The genome of eukaryotic cells can also be a complicated labyrinth for those who are not familiar with its environment: genes, regulatory elements, non-coding regions, (epi)genetic modifications, and single-nucleotide polymorphisms are all packed into a small, specialised cellular compartment called the nucleus. This important feature distinguishes eukaryotic cells from the primordial anucleate prokaryotic cells.
The nuclear compartment stores the cell’s genetic information in the form of chromatin, that is, DNA wrapped around packaging proteins named histones. The nucleus, however, is not only a storage unit for eukaryotic genomes, but also the location where fundamental biological processes, such as DNA replication, transcription and repair, take place.
It has long been thought that the nuclear localisation of different parts of the genome is related to their functions. Indeed, the genome is not randomly organised inside the nucleus. Previous studies have shown that the two-metre-long DNA molecule inside each diploid human cell is efficiently folded to fit a tiny space with a diameter 100,000 times smaller than the genome in its full length: larger chromatin compartments contain smaller structural elements, such as topologically associated domains or TADs, which in turn contain smaller units where gene regulatory elements interact, such as chromatin loops. What is less known, however, is how these structural features are spatially positioned with respect to each other and how the spatial arrangement of the genome in the nucleus affects its functions, if at all.
The Bienko Group at Human Technopole addressed this gap by developing a novel method, called Genomic loci Positioning by Sequencing (GPSeq), specifically designed to map how the genome is, on average, positioned between the periphery and the centre of the cell nucleus—a feature known as ‘genome radiality’.
GPSeq can be used by any laboratory with an intermediate expertise in molecular biology, genomics and microscopy. Briefly, the cells of interest are treated to allow their penetrance by special proteins called restriction enzymes, which recognise and cut (or digest) specific DNA sequences frequently found throughout the genome. These enzymes enter the cell nuclei from the periphery and gradually diffuse inwards. As a result, the DNA will be progressively cut from the outermost to the innermost layer of the nucleus. By stopping this reaction after increasing time intervals, it is possible to obtain snapshots of the progressive radial digestion of DNA.
At each timepoint, special reporters are bound to the cut DNA to enable its visualisation through a microscope for quality control, followed, if successful, by DNA amplification and sequencing.

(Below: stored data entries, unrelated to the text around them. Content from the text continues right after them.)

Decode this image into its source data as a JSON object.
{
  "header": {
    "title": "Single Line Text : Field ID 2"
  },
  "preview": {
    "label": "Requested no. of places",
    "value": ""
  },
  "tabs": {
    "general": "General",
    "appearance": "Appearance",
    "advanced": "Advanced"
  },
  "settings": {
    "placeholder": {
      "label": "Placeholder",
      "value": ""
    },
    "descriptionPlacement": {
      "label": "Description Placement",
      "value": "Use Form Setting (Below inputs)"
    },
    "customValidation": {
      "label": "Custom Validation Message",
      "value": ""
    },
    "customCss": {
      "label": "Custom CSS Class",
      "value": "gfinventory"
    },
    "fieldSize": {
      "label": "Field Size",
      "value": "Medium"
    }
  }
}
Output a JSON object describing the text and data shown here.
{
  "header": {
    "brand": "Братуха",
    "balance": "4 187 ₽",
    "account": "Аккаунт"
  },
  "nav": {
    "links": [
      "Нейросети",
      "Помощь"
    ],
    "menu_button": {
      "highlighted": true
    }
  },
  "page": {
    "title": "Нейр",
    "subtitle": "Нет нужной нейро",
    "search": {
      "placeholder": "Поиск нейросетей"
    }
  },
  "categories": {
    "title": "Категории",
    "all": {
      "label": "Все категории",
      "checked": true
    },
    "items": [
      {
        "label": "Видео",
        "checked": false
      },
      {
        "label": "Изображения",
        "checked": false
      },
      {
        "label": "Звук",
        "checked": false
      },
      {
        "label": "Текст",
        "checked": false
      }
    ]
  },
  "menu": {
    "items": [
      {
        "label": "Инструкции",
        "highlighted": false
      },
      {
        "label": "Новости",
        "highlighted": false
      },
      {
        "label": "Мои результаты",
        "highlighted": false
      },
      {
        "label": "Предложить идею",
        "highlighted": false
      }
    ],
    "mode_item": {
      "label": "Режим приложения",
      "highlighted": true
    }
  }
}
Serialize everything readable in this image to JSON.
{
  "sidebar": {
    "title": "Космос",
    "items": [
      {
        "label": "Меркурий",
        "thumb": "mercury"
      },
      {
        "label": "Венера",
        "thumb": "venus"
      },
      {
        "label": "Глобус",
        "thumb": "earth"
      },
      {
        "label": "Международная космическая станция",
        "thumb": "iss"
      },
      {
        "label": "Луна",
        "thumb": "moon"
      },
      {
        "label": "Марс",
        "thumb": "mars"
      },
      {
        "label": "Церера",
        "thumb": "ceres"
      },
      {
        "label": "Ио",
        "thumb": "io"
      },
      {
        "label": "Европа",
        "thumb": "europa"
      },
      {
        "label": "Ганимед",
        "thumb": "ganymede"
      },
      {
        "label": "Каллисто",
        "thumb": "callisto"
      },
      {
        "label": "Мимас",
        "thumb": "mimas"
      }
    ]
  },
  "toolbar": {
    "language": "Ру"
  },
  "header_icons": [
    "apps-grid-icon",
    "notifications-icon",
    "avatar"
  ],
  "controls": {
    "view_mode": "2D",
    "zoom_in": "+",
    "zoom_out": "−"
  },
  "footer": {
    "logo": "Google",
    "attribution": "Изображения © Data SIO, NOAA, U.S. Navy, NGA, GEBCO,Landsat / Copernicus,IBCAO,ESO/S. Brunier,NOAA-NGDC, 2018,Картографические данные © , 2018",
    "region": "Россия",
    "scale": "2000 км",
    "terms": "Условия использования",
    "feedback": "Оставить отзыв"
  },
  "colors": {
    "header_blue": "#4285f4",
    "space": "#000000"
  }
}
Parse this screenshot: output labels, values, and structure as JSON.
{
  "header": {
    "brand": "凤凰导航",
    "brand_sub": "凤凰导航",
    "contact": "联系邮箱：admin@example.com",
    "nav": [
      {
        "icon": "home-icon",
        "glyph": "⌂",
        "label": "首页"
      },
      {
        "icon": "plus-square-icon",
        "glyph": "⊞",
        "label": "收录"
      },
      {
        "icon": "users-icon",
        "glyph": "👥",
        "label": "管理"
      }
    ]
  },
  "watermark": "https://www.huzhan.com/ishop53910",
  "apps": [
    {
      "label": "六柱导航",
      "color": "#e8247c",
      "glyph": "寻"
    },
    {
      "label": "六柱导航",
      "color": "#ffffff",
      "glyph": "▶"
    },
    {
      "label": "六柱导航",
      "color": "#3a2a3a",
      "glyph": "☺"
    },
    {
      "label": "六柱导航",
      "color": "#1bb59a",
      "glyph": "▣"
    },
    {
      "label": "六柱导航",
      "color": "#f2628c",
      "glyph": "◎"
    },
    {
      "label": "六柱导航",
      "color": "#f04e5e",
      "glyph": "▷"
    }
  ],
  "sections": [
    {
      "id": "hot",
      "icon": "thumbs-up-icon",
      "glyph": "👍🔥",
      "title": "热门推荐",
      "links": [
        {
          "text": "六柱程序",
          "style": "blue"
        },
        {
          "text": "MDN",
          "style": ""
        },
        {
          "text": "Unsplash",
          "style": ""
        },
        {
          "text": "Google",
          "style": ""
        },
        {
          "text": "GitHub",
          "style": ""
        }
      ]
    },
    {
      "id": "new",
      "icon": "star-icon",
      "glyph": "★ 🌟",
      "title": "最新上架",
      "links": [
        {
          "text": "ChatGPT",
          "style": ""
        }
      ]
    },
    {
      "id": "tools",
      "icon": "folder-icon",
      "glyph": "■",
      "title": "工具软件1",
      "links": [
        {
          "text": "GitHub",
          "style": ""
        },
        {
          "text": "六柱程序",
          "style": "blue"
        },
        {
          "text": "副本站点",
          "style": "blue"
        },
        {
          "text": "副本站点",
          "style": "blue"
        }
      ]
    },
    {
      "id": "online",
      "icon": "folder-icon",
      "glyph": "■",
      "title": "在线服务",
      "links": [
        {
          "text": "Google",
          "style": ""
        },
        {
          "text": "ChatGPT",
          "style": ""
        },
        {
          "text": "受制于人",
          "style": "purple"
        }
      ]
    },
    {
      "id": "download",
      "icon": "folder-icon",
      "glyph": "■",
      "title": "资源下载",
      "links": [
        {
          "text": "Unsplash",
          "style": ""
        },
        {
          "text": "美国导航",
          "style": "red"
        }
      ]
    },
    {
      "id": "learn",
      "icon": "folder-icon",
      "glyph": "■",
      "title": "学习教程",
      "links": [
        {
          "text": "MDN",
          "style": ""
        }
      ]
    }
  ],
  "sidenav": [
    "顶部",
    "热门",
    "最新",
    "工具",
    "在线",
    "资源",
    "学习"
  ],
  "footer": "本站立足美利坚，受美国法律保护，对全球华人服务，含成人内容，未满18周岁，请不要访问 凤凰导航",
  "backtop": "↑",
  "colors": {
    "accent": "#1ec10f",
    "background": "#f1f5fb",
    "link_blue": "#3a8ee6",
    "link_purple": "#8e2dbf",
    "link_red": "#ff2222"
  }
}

Each sequence is then given a GPSeq score representing its genome radiality, based on which genome-wide radial maps are generated.
By combining the resulting genome maps with data produced by other omics technologies, it is possible to explore the radial distribution of various genomic features, from gene expression levels and (epi)genomic modifications to mutational hotspots and DNA damage profiles.
This method can be applied to any eukaryotic cell of interest, thus allowing the study of genome architecture not only in different model systems, but also with a multi-scale approach spanning biological levels from cells to organs to whole individuals. The versatility of GPSeq highlights its potential to help identify key differences and similarities between distinct cell types, as well as in health and disease.
Nicola Crosetto, Senior Manager at the Genomics Research Centre – Functional Genomics and co-corresponding author of this study, shares: “GPSeq is a powerful approach that complements the Hi-C method widely used for mapping 3D genome architecture. With our new protocol, researchers can now easily implement GPSeq in their labs and use it to obtain high-resolution maps of genome radiality across different cell types and experimental conditions.”
With more advanced updates predicted to come, genomic maps by GPSeq empower researchers to navigate the eukaryotic genome with better orientation — just like geographical maps help us find our destination in our daily life.
Yip WH, Harton K, Castiglioni I, Bouwman BAM, Jiménez C, Georgiades E, Harbers L, Kang W, Wernersson E, Crosetto N, Bienko M. GPSeq maps the radial organization of eukaryotic genomes along the nuclear periphery-center axis. Nat Protoc. 2026 May;21(5):2199-2270. doi: 10.1038/s41596-025-01278-x. Epub 2026 Jan 19. PMID: 41555070.